USGS-CMG / usgs-cmg-portal

do_convert.sh
6 stars 13 forks source link

Better way to process Santa Cruz & St Pete data? #287

Open rsignell-usgs opened 6 years ago

rsignell-usgs commented 6 years ago

@kwilcox we are going to try again to bring Santa Cruz and St Pete data into the portal.

On this page: https://github.com/USGS-CMG/usgs-cmg-portal/tree/master/santa_cruz_obs_data you say

This is a proof of concept repository for discovering a better way to convert USGS CMG observational data into CF compliant netCDF files.

Should @emontgomery-usgs try to work with this "better way", or should she work with the existing "collect.py" approach?

kwilcox commented 6 years ago

That folder is the "better way". Instead of trying to convert all types of instruments in a single process I split it by type (ADCP Waves, ADCP Currents, CTD, and ADV).

emontgomery-usgs commented 6 years ago

@kwilcox , I interpret this to mean I should work from the santa_cruz_obs_data directory. Is that what you meant?

kwilcox commented 5 years ago

A better way forward would be to construct a pandas.DataFrame for each dataset you would like exported as a netCDF file and use something like pocean to construct the valid CF files. This might take a little work to cover all of the corner cases but would overall remove the need for any "custom" conversion code to netCDF, the only converstion would be into a pd.DataFrame

rsignell-usgs commented 5 years ago

Isn't xarray a better fit for netCDF than pandas?

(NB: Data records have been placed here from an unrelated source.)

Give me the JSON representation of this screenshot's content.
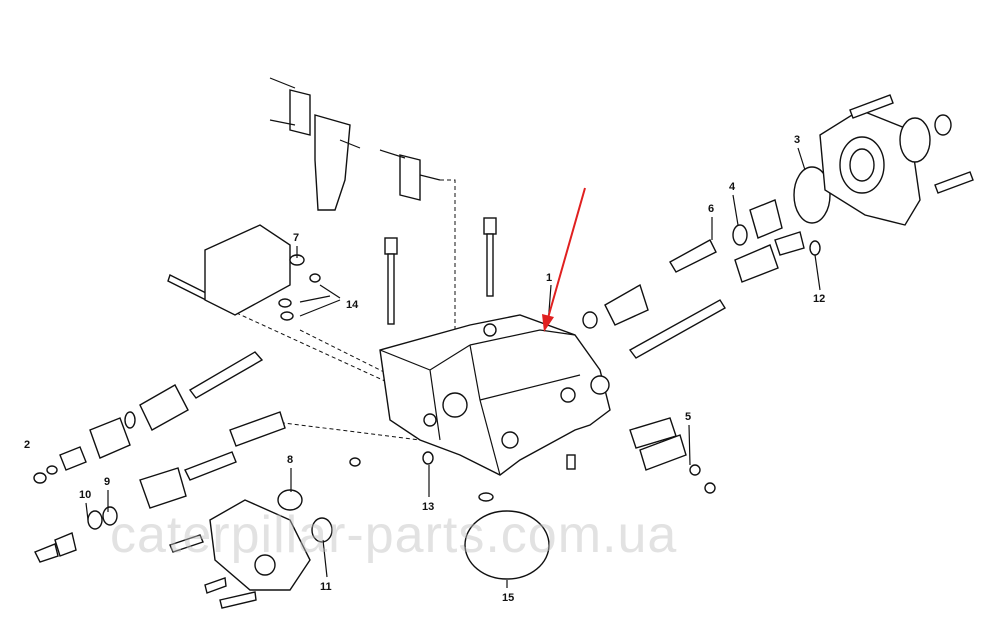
{
  "diagram": {
    "labels": [
      "1",
      "2",
      "3",
      "4",
      "5",
      "6",
      "7",
      "8",
      "9",
      "10",
      "11",
      "12",
      "13",
      "14",
      "15"
    ],
    "watermark": "caterpillar-parts.com.ua",
    "colors": {
      "line": "#111111",
      "arrow": "#e02020",
      "watermark": "#bebebe"
    }
  }
}
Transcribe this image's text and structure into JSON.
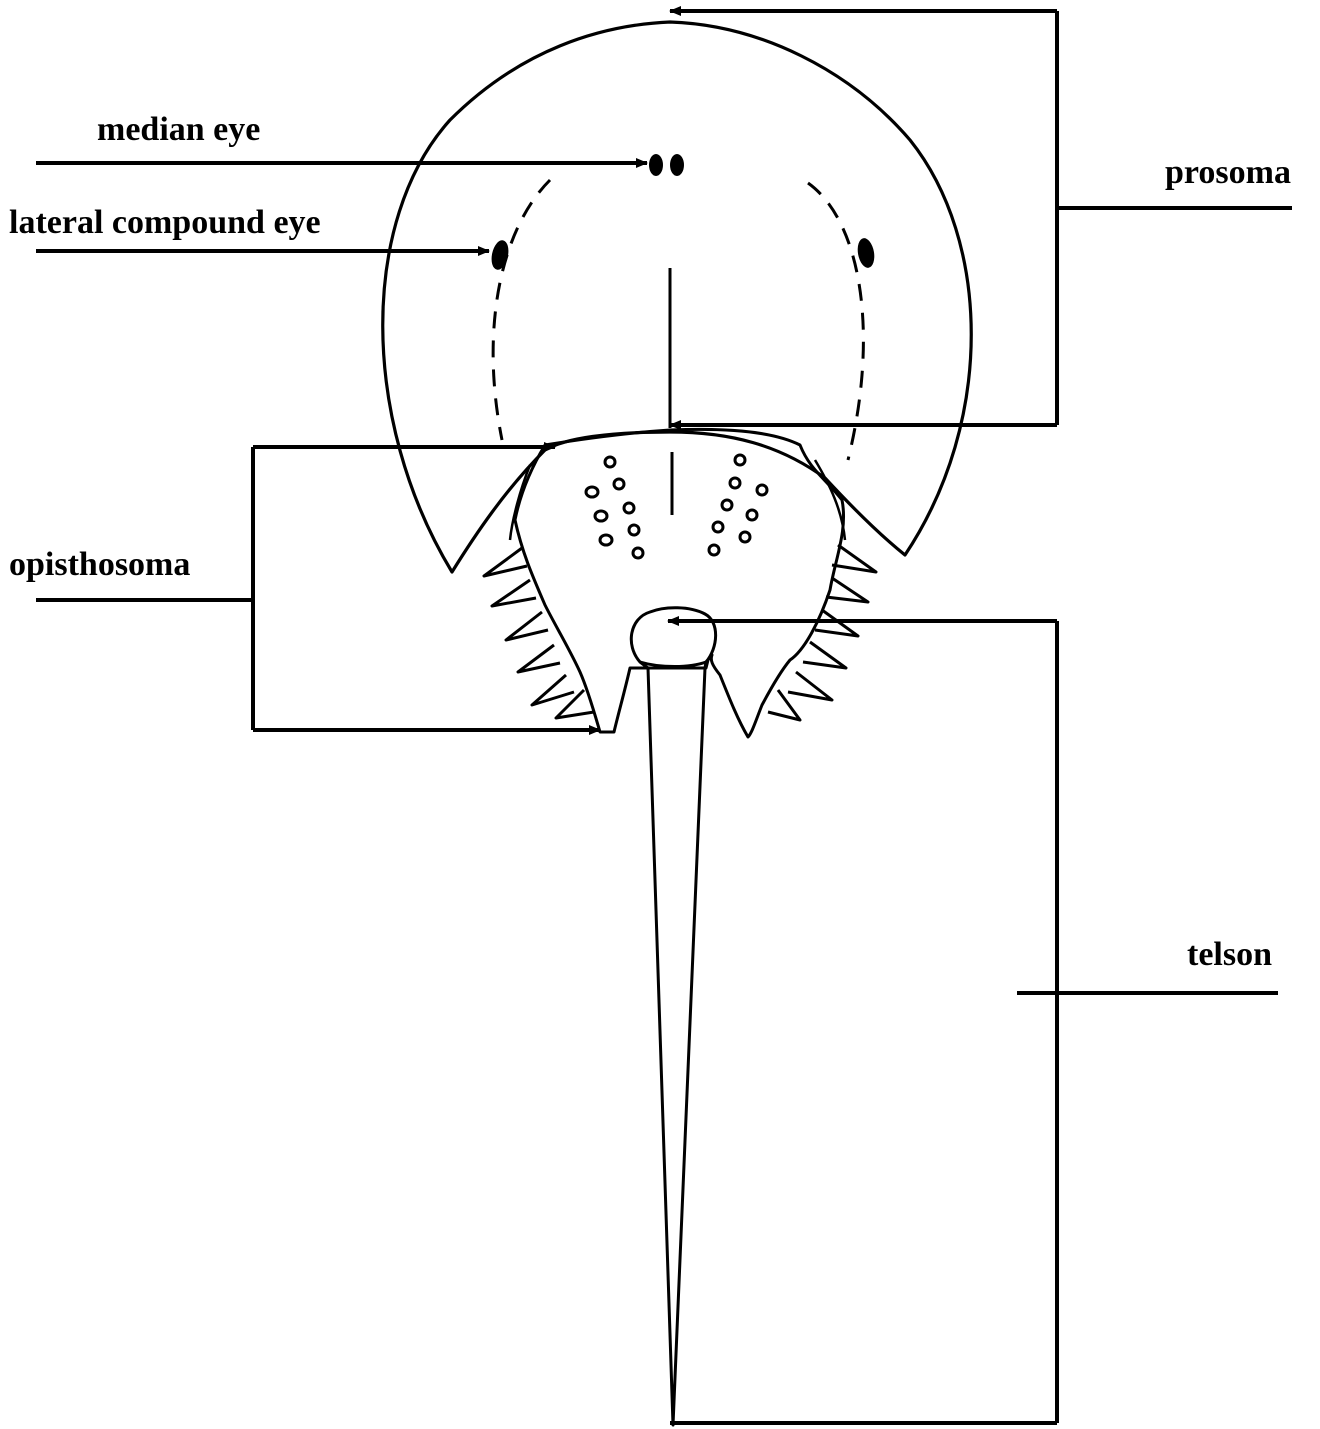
{
  "labels": {
    "median_eye": "median eye",
    "lateral_compound_eye": "lateral compound eye",
    "prosoma": "prosoma",
    "opisthosoma": "opisthosoma",
    "telson": "telson"
  },
  "colors": {
    "ink": "#000000",
    "background": "#ffffff"
  }
}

kwilcox commented 5 years ago

xarray is great for reading in and interpreting the data but it doesn't understand the CF conventions when it comes to DSG types. That is why pocean was created, and it currently only works at the pd.DataFrame level. I could make some changes to allow an xarray object to be written to DSG compliant netCDF files, but that isn't something available today.

dnowacki-usgs commented 5 years ago

Can we get an update on the suggested workflow using pocean? The API documentation is a bit sparse and some examples would be helpful. We have eight datasets to add to the portal from other centers (7 from Santa Cruz, 1 from St Pete).

kwilcox commented 5 years ago

The best examples of pocean are notebooks out in the wild. It could def. use some additional examples in the documentation.

The next best thing are the tests within the pocean codebase:

https://github.com/pyoceans/pocean-core/tree/master/pocean/tests/dsg

emontgomery-usgs commented 5 years ago

@dnowacki-usgs Is the st pete one Legna's Crocker Reef data?

dnowacki-usgs commented 5 years ago

@emontgomery-usgs See #303